If waiting were a place, it is a hard place to live! There are seasons in life when the ground beneath us feels unsteady. Sometimes we are waiting, longing for answers, praying for doors to open, aching for fulfilment. At other times, we are wandering, uprooted, restless, searching for home in a world that feels transient. Currently, I am waiting for my immigration papers so we can relocate to Canada. We sold our house in anticipation of our move, so we are now homeless and wandering from place to place.

Waiting stretches us physically, emotionally and spiritually. Wandering or being nomadic unsettles us. Yet neither are wasted, for in both God reveals his heart and his hand. Waiting is not silence abandoned. Wandering is not movement without purpose. In both, I realised that God carries his precious children. What am I learning in this season of waiting and wandering?

  1. Trusting God’s Timing and Leading

Abraham waited decades for a child, and though his body withered, God’s promise did not (Rom. 4:19–21). Israel wandered through the wilderness, led not by maps or milestones, but by a pillar of cloud and fire that refused to let them walk alone (Exo. 13:21–22). In waiting, God asks me to trust his timing. In wandering, he asks me to trust his leading and providing. Both remind me that my life is not governed by delay or direction, but by the one who holds all days and all journeys.

Reflective Question: Do we trust God enough to rest in his pace, even when every fibre of our being longs to run ahead?

  1. Purifying Desires, Stripping Away Illusions

Hannah’s years of barrenness drove her to prayer so raw it was mistaken for drunkenness (1 Sam. 1:13–16). In the wilderness, Israel learned daily dependence as manna fell one morning at a time, enough for the day but never to be hoarded (Exo. 16:4). Waiting reveals whether my heart longs more for God’s gift than for God himself. Wandering strips away false securities and shows me that I live not by my own provisions but by his mercy. In both, God clears the clutter of my soul until I learn that he alone is enough.

Reflective Question: If all else were stripped away, would God still be sufficient for us?

  1. Strengthening Faith by Teaching Me to Travel Light

Joseph’s long imprisonment was not wasted time; it was the crucible that shaped him for the palace (Gen. 41:41–43). Israel’s years in the desert were not meaningless wandering; they were training in resilience and obedience (Deu. 8:2–3). In waiting, God strengthens me for the weight of what is to come. In wandering, he teaches me to let go of what cannot be carried into the future. Both seasons prepare me, stretching faith, sharpening endurance, and freeing me from what weighs down the soul.

Reflective Question: What burdens are we still clutching that God is asking us to release so we can walk more freely?

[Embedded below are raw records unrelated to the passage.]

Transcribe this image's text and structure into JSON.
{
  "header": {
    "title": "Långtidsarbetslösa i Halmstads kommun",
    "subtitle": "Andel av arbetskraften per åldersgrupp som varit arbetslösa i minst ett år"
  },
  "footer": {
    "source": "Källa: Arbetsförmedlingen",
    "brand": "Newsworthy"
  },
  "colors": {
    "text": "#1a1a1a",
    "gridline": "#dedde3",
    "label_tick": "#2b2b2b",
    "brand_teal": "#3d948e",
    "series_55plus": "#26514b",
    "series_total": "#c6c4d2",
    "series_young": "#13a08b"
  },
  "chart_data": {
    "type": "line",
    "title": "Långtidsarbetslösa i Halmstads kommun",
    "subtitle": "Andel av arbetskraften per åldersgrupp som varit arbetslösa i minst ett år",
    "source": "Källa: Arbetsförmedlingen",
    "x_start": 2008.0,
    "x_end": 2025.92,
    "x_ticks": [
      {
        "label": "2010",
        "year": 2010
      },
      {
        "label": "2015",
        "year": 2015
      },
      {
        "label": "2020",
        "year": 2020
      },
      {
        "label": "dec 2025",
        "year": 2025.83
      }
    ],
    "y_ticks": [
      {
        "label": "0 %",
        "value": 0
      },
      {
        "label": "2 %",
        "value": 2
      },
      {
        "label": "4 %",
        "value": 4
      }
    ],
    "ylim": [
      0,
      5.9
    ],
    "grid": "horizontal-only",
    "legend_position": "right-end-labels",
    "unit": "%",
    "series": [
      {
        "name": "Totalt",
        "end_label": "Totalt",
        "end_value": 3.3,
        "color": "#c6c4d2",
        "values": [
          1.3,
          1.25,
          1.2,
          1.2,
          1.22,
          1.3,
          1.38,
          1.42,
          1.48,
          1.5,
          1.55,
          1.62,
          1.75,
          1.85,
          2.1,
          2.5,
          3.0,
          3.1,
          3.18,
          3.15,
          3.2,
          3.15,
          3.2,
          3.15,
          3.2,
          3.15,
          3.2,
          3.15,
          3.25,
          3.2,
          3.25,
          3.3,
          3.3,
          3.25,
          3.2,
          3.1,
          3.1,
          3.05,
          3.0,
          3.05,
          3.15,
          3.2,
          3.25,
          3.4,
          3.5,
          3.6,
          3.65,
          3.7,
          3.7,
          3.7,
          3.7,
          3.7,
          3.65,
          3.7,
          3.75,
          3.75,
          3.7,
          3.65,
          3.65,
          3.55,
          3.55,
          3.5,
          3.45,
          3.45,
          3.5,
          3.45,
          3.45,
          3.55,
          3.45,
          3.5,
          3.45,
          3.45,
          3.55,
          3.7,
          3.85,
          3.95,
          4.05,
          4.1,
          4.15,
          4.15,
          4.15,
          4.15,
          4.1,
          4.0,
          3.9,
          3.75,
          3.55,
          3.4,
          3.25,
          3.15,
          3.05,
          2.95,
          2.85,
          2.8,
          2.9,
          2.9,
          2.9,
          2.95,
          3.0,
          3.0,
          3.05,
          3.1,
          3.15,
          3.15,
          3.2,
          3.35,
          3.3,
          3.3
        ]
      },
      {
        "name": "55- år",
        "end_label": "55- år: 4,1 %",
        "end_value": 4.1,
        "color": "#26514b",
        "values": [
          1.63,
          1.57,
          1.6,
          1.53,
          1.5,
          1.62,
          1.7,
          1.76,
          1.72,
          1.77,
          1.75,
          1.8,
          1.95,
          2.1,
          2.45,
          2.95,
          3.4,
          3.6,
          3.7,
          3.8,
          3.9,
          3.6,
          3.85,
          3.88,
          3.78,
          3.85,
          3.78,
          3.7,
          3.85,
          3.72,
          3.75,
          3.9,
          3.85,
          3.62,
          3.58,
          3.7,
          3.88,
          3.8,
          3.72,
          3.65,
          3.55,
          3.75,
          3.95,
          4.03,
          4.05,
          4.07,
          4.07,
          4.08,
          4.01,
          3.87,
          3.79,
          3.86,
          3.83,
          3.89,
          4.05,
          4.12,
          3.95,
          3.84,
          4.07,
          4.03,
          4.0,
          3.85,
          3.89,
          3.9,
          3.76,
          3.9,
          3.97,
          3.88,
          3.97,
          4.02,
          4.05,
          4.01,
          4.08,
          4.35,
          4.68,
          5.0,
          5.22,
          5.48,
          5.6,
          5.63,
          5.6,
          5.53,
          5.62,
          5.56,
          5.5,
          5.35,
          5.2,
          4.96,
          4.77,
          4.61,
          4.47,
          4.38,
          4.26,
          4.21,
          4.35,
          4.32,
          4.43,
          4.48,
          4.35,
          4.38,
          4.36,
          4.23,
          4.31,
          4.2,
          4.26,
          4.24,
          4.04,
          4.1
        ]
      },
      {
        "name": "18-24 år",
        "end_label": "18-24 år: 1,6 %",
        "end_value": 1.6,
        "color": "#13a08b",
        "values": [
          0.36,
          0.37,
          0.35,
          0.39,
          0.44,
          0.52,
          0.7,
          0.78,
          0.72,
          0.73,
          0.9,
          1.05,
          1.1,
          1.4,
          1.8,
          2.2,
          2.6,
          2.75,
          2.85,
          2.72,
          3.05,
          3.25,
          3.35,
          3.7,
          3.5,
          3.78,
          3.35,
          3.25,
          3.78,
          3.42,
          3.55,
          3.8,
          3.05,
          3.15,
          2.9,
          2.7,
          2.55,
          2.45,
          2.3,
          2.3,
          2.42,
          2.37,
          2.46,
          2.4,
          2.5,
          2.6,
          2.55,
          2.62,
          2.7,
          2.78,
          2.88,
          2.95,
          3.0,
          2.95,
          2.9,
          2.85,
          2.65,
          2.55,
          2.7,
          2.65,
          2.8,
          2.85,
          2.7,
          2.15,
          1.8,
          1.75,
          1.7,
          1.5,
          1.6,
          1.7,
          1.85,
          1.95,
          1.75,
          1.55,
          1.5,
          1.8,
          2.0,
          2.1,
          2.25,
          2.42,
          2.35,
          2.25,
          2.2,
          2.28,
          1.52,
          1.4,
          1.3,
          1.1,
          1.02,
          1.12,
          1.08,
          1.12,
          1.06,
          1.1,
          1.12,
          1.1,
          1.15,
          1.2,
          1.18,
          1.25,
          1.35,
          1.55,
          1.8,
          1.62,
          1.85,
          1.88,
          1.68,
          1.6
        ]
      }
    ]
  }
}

  1. Carried by God’s Faithfulness

Moses reminded Israel, “The Lord your God carried you, as a father carries his child, all the way you went until you reached this place” (Deu. 1:31). Isaiah declared that those who wait on the Lord will rise on wings like eagles, lifted by strength not their own (Isa. 40:31). Whether in waiting or in wandering, the most breath-taking truth is this: I am not carrying myself. Every step I thought I stumbled through alone was upheld by his unseen hand. Every tear I thought unnoticed was caught by him. I am carried, not by my own resolve, but by his relentless faithfulness.

Reflective Question: When we look back on our journey, can we see the fingerprints of the God who carried us every step of the way?

Friends, waiting and wandering will always feel uncomfortable. They stretch us beyond our strength, shake our illusions of control, and strip us to what is most essential, but they are not wasted. They are the places where God teaches us to trust his timing, to rest in his provision, to travel lightly, and above all, to remember that we are carried.

I once thought waiting meant being forgotten, and wandering meant being lost. But now I see: both are seasons of being led by the faithful God who never lets go.